The 1964 movie A Shot In The Dark ranks as one of my favorite comedies. It’s a blend of child-like lunacy and very-adult sexiness. The story of Maria Gambrelli and the corrupt Parisiennes depicted within Edwards’ world delighted me, and indeed, still does. I didn’t get that sexual references as a kid, nor did I care -and really, it didn’t matter. I knew it was naughty without being gross, and I liked the kind of glamorous world Edwards seemed to be both mocking and milking in his work.

That intriguing mix -playing the game of high society/fame/notoriety/in-crowd while simultaneously, unapologetically riping it to shreds -found incredible expression through his famous early work, Breakfast at Tiffany’s (1961 -written by Truman Capote), through the Clouseau movies, into the mad, surreal world of The Party, and even into Edwards’ angry, cynical S.O.B. (the sight of Julie Andrew’s slurring “I’m going to show my boobies!” is one I’ll never forget); it also seeped into 1982’s Victor/Victoria, a movie I loved so much I wore out my tape from repeated viewings.

It was probably there that my fascination with gender began; what constitutes “female” / “male”? And why should it matter?
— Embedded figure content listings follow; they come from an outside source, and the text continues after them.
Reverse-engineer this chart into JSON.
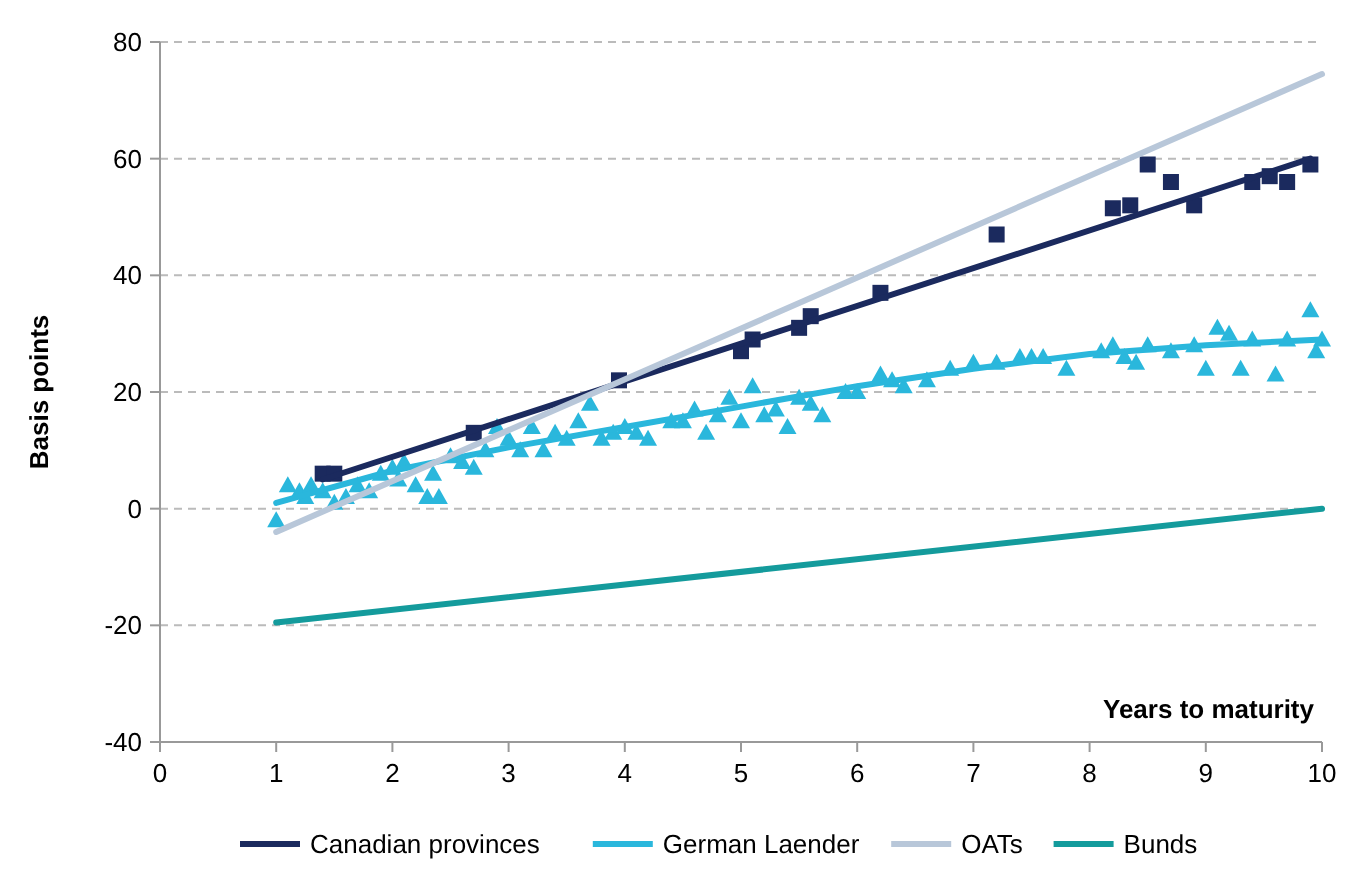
{
  "chart_data": {
    "type": "line",
    "xlabel": "Years to maturity",
    "ylabel": "Basis points",
    "xlim": [
      0,
      10
    ],
    "xticks": [
      0,
      1,
      2,
      3,
      4,
      5,
      6,
      7,
      8,
      9,
      10
    ],
    "ylim": [
      -40,
      80
    ],
    "yticks": [
      -40,
      -20,
      0,
      20,
      40,
      60,
      80
    ],
    "grid": "y",
    "legend": "bottom",
    "line_style": "solid",
    "series": [
      {
        "type": "scatter",
        "marker": "square",
        "color": "#1b2a5e",
        "x": [
          1.4,
          1.5,
          2.7,
          3.95,
          5,
          5.1,
          5.5,
          5.6,
          6.2,
          7.2,
          8.2,
          8.35,
          8.5,
          8.7,
          8.9,
          9.4,
          9.55,
          9.7,
          9.9
        ],
        "values": [
          6,
          6,
          13,
          22,
          27,
          29,
          31,
          33,
          37,
          47,
          51.5,
          52,
          59,
          56,
          52,
          56,
          57,
          56,
          59
        ]
      },
      {
        "type": "scatter",
        "marker": "triangle",
        "color": "#2ab7dc",
        "x": [
          1,
          1.1,
          1.2,
          1.25,
          1.3,
          1.4,
          1.5,
          1.6,
          1.7,
          1.8,
          1.9,
          2,
          2.05,
          2.1,
          2.2,
          2.3,
          2.35,
          2.4,
          2.5,
          2.6,
          2.7,
          2.8,
          2.9,
          3,
          3.1,
          3.2,
          3.3,
          3.4,
          3.5,
          3.6,
          3.7,
          3.8,
          3.9,
          4,
          4.1,
          4.2,
          4.4,
          4.5,
          4.6,
          4.7,
          4.8,
          4.9,
          5,
          5.1,
          5.2,
          5.3,
          5.4,
          5.5,
          5.6,
          5.7,
          5.9,
          6,
          6.2,
          6.3,
          6.4,
          6.6,
          6.8,
          7,
          7.2,
          7.4,
          7.5,
          7.6,
          7.8,
          8.1,
          8.2,
          8.3,
          8.4,
          8.5,
          8.7,
          8.9,
          9,
          9.1,
          9.2,
          9.3,
          9.4,
          9.6,
          9.7,
          9.9,
          9.95,
          10
        ],
        "values": [
          -2,
          4,
          3,
          2,
          4,
          3,
          1,
          2,
          4,
          3,
          6,
          7,
          5,
          8,
          4,
          2,
          6,
          2,
          9,
          8,
          7,
          10,
          14,
          12,
          10,
          14,
          10,
          13,
          12,
          15,
          18,
          12,
          13,
          14,
          13,
          12,
          15,
          15,
          17,
          13,
          16,
          19,
          15,
          21,
          16,
          17,
          14,
          19,
          18,
          16,
          20,
          20,
          23,
          22,
          21,
          22,
          24,
          25,
          25,
          26,
          26,
          26,
          24,
          27,
          28,
          26,
          25,
          28,
          27,
          28,
          24,
          31,
          30,
          24,
          29,
          23,
          29,
          34,
          27,
          29
        ]
      },
      {
        "marker": "none",
        "name": "Canadian provinces",
        "color": "#1b2a5e",
        "x": [
          1.4,
          9.9
        ],
        "values": [
          5,
          60
        ]
      },
      {
        "marker": "none",
        "name": "German Laender",
        "color": "#2ab7dc",
        "x": [
          1,
          2,
          3,
          4,
          5,
          6,
          7,
          8,
          9,
          10
        ],
        "values": [
          1,
          6.5,
          10.5,
          14,
          17.5,
          21,
          24,
          26.5,
          28,
          29
        ]
      },
      {
        "marker": "none",
        "name": "OATs",
        "color": "#b8c7d9",
        "x": [
          1,
          10
        ],
        "values": [
          -4,
          74.5
        ]
      },
      {
        "marker": "none",
        "name": "Bunds",
        "color": "#149b9c",
        "x": [
          1,
          10
        ],
        "values": [
          -19.5,
          0
        ]
      }
    ]
  }
}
Edwards’ work was, and remains, curiously subversive; it’s shrewd in its expression of the in-crowd as being both deliciosly desirable and disgustingly debauched, hailing and applauding the “new” and “daring” so long as it doesn’t threaten their power structure or upset any positions or expectations. Phooey to that, his work said, lightly, if with a knowing wink, ever well-dressed and classy.
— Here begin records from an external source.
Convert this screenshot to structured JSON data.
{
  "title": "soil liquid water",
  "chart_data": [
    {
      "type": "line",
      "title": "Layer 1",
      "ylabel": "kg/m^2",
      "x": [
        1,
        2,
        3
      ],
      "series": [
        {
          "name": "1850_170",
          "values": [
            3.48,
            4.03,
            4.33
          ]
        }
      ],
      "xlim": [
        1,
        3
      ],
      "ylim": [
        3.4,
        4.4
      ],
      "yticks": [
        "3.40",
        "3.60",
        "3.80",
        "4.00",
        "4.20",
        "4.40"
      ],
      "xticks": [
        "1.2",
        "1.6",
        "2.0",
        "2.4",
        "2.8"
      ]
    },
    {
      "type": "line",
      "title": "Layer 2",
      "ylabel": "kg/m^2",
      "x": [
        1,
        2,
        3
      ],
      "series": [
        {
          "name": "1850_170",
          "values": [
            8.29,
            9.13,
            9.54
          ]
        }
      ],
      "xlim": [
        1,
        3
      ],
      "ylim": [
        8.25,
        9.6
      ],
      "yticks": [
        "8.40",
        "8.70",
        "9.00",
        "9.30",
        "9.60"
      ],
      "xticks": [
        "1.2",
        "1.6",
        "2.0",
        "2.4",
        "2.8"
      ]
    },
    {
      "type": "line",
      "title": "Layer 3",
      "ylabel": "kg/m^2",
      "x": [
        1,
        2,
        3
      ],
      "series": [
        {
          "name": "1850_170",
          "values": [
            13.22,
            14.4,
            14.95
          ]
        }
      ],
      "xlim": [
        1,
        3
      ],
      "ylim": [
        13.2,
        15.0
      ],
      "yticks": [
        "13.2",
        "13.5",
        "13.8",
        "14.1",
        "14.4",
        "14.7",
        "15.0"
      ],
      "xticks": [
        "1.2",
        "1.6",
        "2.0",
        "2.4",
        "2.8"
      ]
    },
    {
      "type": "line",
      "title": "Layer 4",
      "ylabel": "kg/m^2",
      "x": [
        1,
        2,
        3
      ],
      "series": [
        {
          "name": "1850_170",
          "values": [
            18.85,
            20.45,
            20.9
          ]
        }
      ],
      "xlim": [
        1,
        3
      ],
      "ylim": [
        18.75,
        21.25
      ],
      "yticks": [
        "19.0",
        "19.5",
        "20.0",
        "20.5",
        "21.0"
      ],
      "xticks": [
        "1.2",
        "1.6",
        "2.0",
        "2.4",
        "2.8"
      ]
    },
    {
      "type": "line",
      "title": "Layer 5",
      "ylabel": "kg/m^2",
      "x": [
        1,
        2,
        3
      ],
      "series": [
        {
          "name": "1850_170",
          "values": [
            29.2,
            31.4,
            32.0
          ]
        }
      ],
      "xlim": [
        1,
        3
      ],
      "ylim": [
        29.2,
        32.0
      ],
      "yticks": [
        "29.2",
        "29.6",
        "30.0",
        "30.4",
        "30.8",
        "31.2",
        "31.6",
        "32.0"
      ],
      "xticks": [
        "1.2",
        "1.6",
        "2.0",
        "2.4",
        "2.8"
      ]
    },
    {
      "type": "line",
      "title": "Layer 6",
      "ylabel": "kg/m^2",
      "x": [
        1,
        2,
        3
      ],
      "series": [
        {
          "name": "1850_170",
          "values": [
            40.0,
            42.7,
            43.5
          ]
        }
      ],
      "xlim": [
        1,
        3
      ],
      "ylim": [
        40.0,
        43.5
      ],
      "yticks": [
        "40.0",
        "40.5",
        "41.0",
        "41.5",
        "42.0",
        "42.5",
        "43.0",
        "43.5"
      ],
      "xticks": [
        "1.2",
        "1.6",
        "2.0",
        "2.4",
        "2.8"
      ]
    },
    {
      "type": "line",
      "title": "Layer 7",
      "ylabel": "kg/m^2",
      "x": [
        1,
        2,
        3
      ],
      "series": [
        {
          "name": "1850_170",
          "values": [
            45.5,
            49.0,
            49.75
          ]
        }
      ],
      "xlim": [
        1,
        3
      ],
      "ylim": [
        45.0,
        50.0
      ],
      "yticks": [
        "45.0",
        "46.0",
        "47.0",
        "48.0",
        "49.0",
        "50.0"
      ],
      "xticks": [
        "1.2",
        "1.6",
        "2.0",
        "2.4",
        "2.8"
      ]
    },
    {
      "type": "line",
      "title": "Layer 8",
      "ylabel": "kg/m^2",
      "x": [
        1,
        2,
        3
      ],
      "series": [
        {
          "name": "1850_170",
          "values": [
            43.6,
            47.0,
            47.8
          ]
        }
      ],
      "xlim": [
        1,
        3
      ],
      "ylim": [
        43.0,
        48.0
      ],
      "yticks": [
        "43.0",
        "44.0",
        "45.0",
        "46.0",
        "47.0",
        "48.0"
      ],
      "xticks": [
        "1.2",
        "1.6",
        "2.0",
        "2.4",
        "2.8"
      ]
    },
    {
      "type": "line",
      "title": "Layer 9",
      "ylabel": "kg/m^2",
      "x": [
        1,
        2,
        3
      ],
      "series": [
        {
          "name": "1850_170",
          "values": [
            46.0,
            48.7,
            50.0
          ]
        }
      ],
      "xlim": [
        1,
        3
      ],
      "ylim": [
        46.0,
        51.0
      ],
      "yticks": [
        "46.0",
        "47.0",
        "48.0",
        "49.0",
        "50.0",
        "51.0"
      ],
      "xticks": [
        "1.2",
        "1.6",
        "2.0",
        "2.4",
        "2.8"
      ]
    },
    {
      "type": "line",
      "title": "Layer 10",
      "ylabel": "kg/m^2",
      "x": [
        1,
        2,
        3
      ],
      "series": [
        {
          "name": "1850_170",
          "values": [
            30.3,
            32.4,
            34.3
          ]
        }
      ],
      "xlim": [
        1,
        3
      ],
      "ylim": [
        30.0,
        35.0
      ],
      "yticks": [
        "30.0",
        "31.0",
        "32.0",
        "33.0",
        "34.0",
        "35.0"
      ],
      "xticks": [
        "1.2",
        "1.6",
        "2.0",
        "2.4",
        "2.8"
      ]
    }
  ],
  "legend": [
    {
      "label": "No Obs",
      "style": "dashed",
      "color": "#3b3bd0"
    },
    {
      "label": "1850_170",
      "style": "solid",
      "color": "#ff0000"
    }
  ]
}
What appealed when my cinematic appetites were still budding was the mix of madcap comedy and flair for the aesthetic, along with the unmissable trait that smart and beautiful were natural soul-mates. Elke Sommer’s Maria (in Shot) wasn’t stupid -just good at seeming like she was, especially to smitten men. In Victor/Victoria, Julie Andrews exuded a different, if no less potent form of sex appeal that clearly had roots in the likes of Marlene Dietrich and Josephine Baker. She played a poor pretty woman pretending to be a rich man who went onstage to be a glammy hot woman. (Oh, and she/he wound up having a macho-man fall in love with her/him.) It was funny; it was touching; it was in Paris and featured beautiful costumes, and amazing music. Casting Music Man Robert Preston as “Victor’s” impressario was genius. And yes, it was entertaining as all hell, but there existed within Victor/Victoria some important questions -ones we’re still grappling with, singing about, dancing around, and celebrating.

Blake Edwards will be remember in many different ways, by many different people. I remember him as being the filmmaker who taught me some of my earliest lessons about the nature of art, comedy, and what exactly Groucho Marx meant by not wanting to be a part of any club that would have me as a member. Amen to that, and thank you, Mr. Edwards. I’ll be watching A Shot In The Dark tonight, on my old VCR, laughing, smirking, and remembering.